Tuesday, April 25, 2006

Taking arms against a sea of biographies

Have you ever noticed how the minute you read or learn about something new, you suddenly start seeing it everywhere? As though the Universe were conspiring to give you as much exposure to it as possible? I'm sure there's a reason for the phenomenon, something, doubtless, to do with attention (Kundera talks about this somewhere - I think it's in Unbearable Lightness - something about how coincidence is just what we happen to notice), but it still always strikes me as uncanny. [1]

At any rate, my new word for the day yesterday (courtesy of Ash over at DP [2]) was fisking and the next thing I read is this delightful NYRB article by Anne Barton reviewing a bunch of new Shakespeare 'biographies'[3]. I particularly loved the bits where she tears into Clare Asquith. It's wonderful how scathing Barton manages to be, how entirely dismissive (she ends the review of Asquith's book by suggesting, politely, that she focus her future literary endeavours on Southwell, and leave Shakespeare alone!) while still being logical and objective. Make no mistake - under the thin veneer of scholarship this is a rant, but it's a classy, academic rant, and that's what makes it so delicious.

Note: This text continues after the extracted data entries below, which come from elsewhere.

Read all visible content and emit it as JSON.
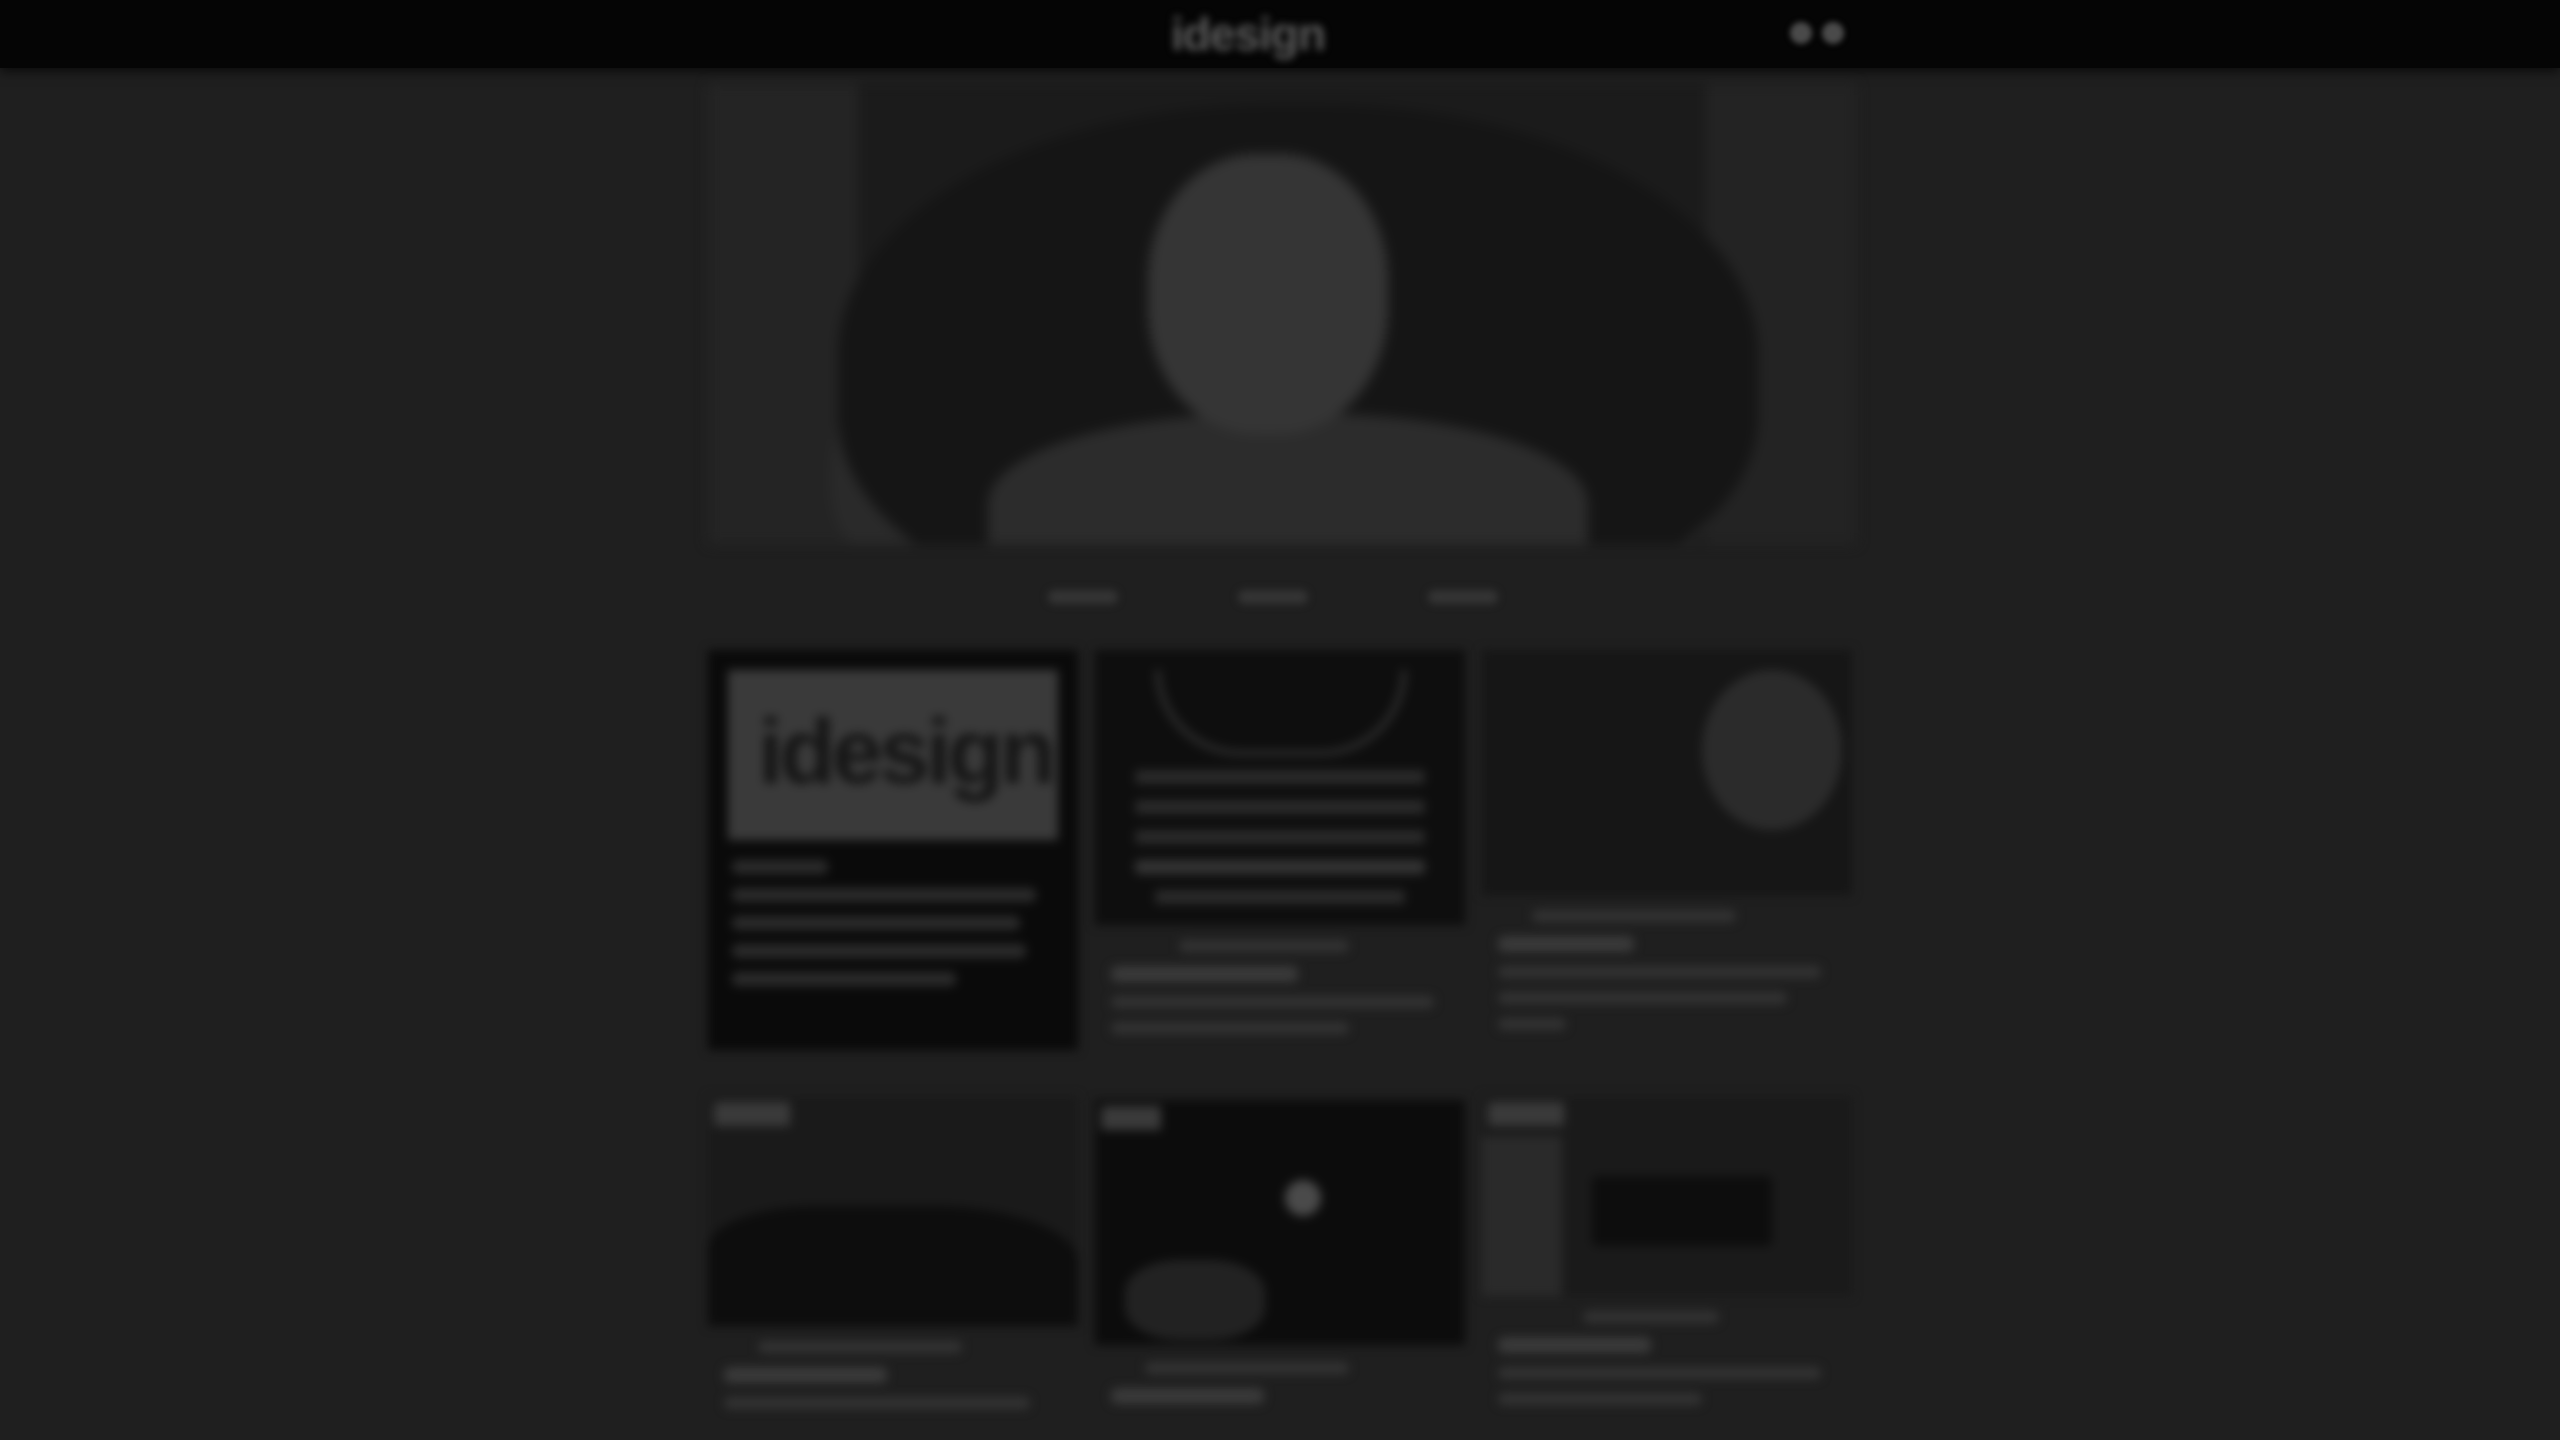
{
  "header": {
    "logo_text": "idesign",
    "icons": [
      "user-icon",
      "menu-icon"
    ]
  },
  "hero": {
    "image": "hero-portrait-image",
    "slides": [
      "slide-1",
      "slide-2",
      "slide-3"
    ]
  },
  "cards": [
    {
      "id": "card-1",
      "cover_word": "idesign"
    },
    {
      "id": "card-2"
    },
    {
      "id": "card-3"
    },
    {
      "id": "card-4"
    },
    {
      "id": "card-5"
    },
    {
      "id": "card-6"
    }
  ],
  "colors": {
    "page_background": "#1f1f1f",
    "topbar_background": "#050505"
  }
}
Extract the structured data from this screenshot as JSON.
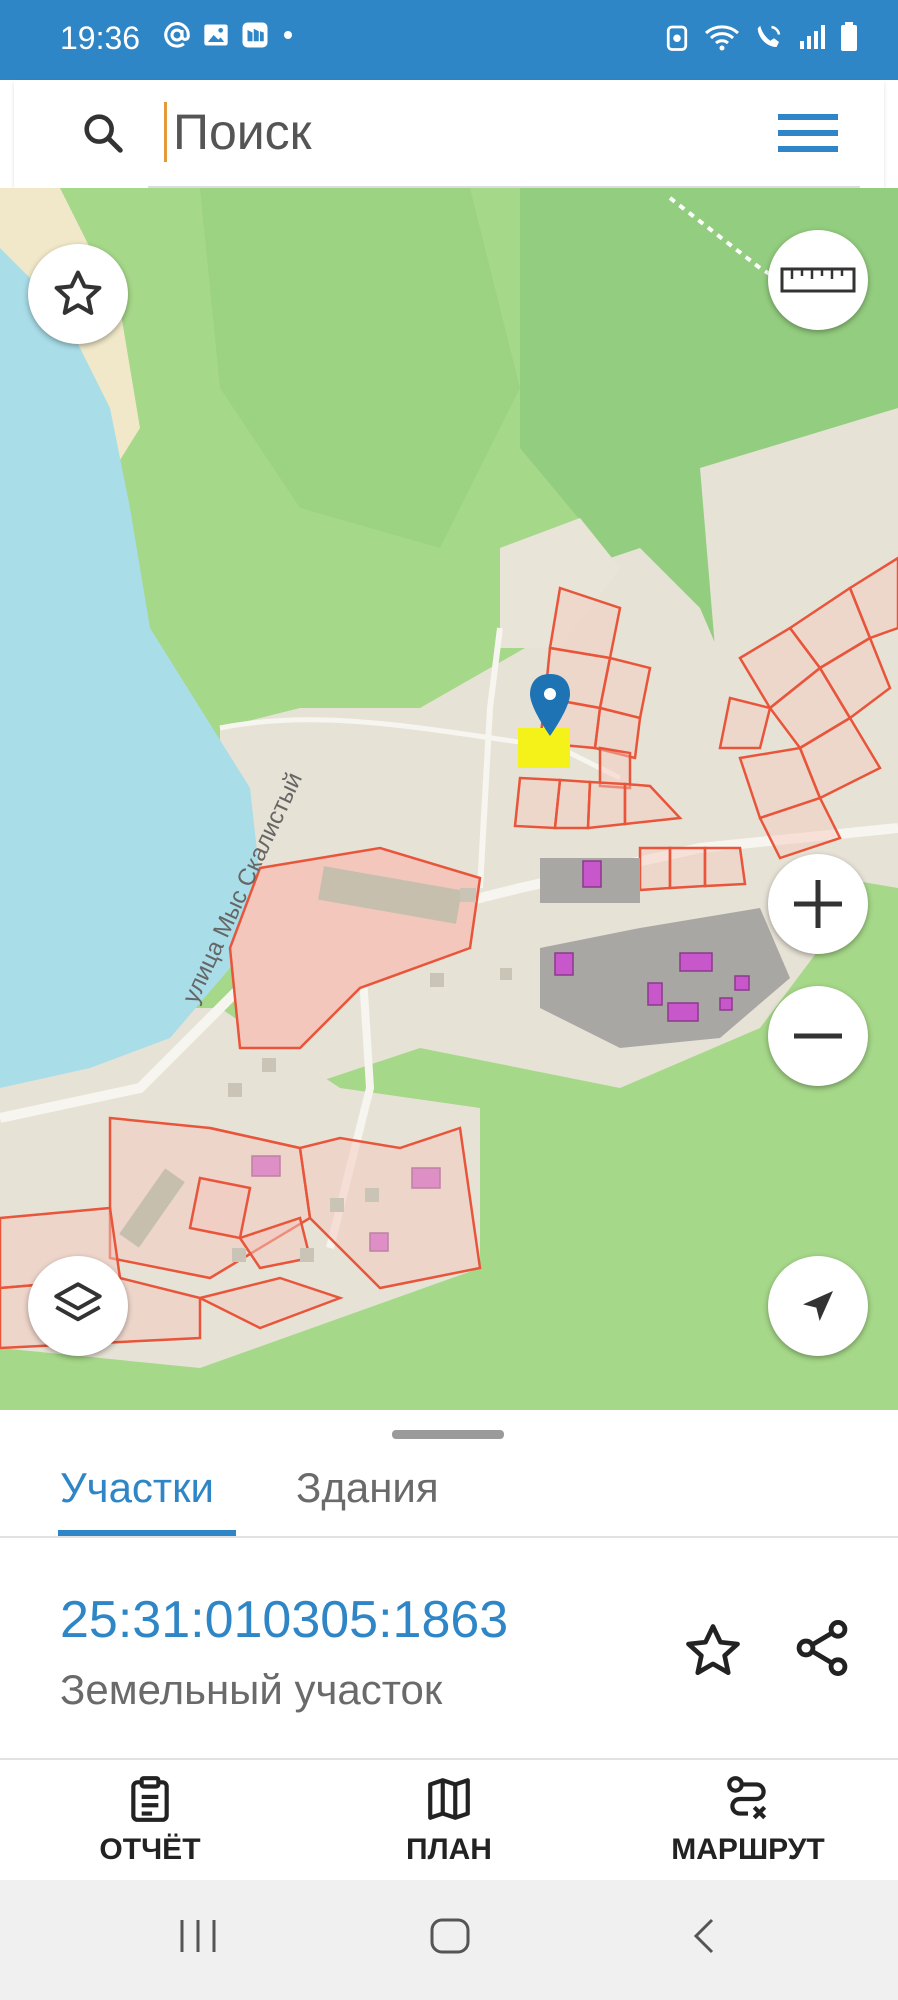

Oh, and don't miss the end of the article either - the bit where Barton outlines, citing the book by David Ellis that she's reviewing, the six strategies for writing Shakespeare biographies. And concludes with:

"Looking at the seemingly never-ending flow of new Shakespeare biographies over the last decade, it is hard not to feel that (barring the unlikely emergence of any important new information) a moratorium on such works really ought to be imposed. There may still be a book to write about just why lives of Shakespeare continue to proliferate—and to sell—as there is for a proper investigation of the psychology uniting all those continued attempts to demonstrate that he was only the front man for the true author, whether Marlowe, Edward de Vere, Bacon, Sir Henry Neville, or Mary Sidney."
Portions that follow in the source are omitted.